Given the updated requirement, you might be better off using a strategy like Erwin Brandstetter's solution that can easily be applied to an arbitrary number of columns, however I will leave my original answer with an update for doing the second column.
Original answer (requirement to shuffle one column):
Given how general your requirements are about the order of the shuffle, I'm not sure how much this will help practically, but I think it answers your question:
update test
SET firstname = t2.firstname
FROM
(
SELECT id, COALESCE(LAG(firstname, 1) OVER (ORDER BY id RANGE UNBOUNDED PRECEDING), LAST_VALUE(firstname) OVER (ORDER BY id RANGE BETWEEN CURRENT ROW AND UNBOUNDED FOLLOWING)) firstname
FROM test t2
WHERE firstname IS NOT NULL
) t2
WHERE test.id = t2.id
The idea here is that the inner query gets the values shifted by one (ignoring nulls).

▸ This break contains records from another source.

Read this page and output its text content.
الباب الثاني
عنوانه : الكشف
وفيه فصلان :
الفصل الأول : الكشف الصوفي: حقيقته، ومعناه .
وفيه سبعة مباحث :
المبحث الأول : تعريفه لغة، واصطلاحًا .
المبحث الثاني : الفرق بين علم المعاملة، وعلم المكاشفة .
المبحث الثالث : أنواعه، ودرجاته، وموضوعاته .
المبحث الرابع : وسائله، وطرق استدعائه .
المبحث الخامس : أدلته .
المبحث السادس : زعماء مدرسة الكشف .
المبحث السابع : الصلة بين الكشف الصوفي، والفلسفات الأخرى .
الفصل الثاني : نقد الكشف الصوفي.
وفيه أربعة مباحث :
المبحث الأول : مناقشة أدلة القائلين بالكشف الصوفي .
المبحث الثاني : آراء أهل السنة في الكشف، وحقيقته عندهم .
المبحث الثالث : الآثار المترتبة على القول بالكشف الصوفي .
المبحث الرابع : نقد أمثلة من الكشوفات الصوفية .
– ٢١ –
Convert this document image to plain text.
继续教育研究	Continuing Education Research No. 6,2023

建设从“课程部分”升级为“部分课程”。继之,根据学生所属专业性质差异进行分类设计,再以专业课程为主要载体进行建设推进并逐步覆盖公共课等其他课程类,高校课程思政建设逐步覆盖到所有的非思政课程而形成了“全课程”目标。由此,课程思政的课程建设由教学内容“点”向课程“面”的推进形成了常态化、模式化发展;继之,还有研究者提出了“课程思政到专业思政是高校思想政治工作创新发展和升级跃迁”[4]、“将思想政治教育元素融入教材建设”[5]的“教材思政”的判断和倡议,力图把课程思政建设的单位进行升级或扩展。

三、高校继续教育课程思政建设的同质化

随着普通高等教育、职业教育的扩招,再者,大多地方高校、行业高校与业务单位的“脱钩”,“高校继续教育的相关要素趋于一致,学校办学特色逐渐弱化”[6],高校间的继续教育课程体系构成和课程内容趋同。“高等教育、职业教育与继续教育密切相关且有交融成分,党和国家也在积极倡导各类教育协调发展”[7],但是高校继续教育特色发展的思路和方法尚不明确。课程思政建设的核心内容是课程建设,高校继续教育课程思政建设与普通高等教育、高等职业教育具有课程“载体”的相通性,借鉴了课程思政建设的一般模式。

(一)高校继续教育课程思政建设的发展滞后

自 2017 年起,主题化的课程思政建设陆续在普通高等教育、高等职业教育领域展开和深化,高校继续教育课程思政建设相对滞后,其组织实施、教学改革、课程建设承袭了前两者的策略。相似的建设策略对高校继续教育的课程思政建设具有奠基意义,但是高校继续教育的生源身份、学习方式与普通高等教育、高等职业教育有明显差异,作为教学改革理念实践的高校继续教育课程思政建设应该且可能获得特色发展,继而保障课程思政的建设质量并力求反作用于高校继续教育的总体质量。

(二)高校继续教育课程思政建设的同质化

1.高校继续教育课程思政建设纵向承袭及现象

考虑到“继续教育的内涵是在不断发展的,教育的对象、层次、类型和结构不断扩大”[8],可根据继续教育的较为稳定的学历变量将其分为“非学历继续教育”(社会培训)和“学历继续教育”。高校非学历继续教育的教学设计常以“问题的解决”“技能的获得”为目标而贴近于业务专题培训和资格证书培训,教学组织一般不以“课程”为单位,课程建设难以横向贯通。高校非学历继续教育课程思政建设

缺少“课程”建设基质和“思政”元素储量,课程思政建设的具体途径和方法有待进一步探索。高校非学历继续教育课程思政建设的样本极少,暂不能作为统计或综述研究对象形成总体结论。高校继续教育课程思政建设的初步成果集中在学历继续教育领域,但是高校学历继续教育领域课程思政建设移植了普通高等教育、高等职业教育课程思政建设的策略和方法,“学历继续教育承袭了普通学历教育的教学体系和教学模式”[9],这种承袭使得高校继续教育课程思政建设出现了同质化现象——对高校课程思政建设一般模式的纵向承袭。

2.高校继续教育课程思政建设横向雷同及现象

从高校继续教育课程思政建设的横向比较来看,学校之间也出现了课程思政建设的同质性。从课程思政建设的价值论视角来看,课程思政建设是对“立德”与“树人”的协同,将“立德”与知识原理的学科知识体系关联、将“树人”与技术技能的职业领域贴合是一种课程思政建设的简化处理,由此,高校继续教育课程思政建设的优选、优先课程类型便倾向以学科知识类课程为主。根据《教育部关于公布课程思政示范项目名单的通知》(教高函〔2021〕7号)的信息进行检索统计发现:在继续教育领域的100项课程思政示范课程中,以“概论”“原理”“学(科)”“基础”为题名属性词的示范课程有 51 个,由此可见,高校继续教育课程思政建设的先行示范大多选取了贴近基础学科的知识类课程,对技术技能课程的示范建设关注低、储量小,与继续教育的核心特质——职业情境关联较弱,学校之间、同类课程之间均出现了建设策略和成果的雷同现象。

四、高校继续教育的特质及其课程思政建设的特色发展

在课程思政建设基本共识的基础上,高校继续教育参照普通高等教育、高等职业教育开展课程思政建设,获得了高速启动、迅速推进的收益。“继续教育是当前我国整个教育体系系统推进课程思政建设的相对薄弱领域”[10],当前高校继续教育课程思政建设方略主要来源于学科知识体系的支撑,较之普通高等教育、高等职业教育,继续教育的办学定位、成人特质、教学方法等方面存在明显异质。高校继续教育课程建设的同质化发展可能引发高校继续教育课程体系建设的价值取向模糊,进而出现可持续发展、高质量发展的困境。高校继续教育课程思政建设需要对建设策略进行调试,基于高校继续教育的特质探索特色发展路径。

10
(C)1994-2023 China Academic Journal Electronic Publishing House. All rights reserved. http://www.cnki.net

The COALESCE
is used since the first one doesn't have a proceeding entry, so it falls back on some LAST_VALUE
logic to get the last value (i.e. it behaves as if the shift loops around).
The surrounding UPDATE
statement joins test to the subquery to actually update the data.
You can see it working in this Fiddle.
Updated (requirement to also shuffle a second column):
Given the updated requirement to also shuffle a second field, you could apply different logic there:
update test
SET firstname = t2.firstname,
lastname = t2.lastname
FROM
(
SELECT id,
COALESCE(LAG(firstname, 1) OVER (ORDER BY id), LAST_VALUE(firstname) OVER (ORDER BY id RANGE BETWEEN CURRENT ROW AND UNBOUNDED FOLLOWING)) firstname,
COALESCE(LEAD(lastname, 1) OVER (ORDER BY id), FIRST_VALUE(lastname) OVER (ORDER BY id RANGE UNBOUNDED PRECEDING)) lastname
FROM test t2
WHERE firstname IS NOT NULL AND lastname IS NOT NULL
) t2
WHERE test.id = t2.id
This simply shuffles the lastname
in the opposite direction, so firstname
is grabbed from the previous non-null row (wrapping around) and lastname
is grabbed from the next non-null row (wrapping around). Both columns will be changed.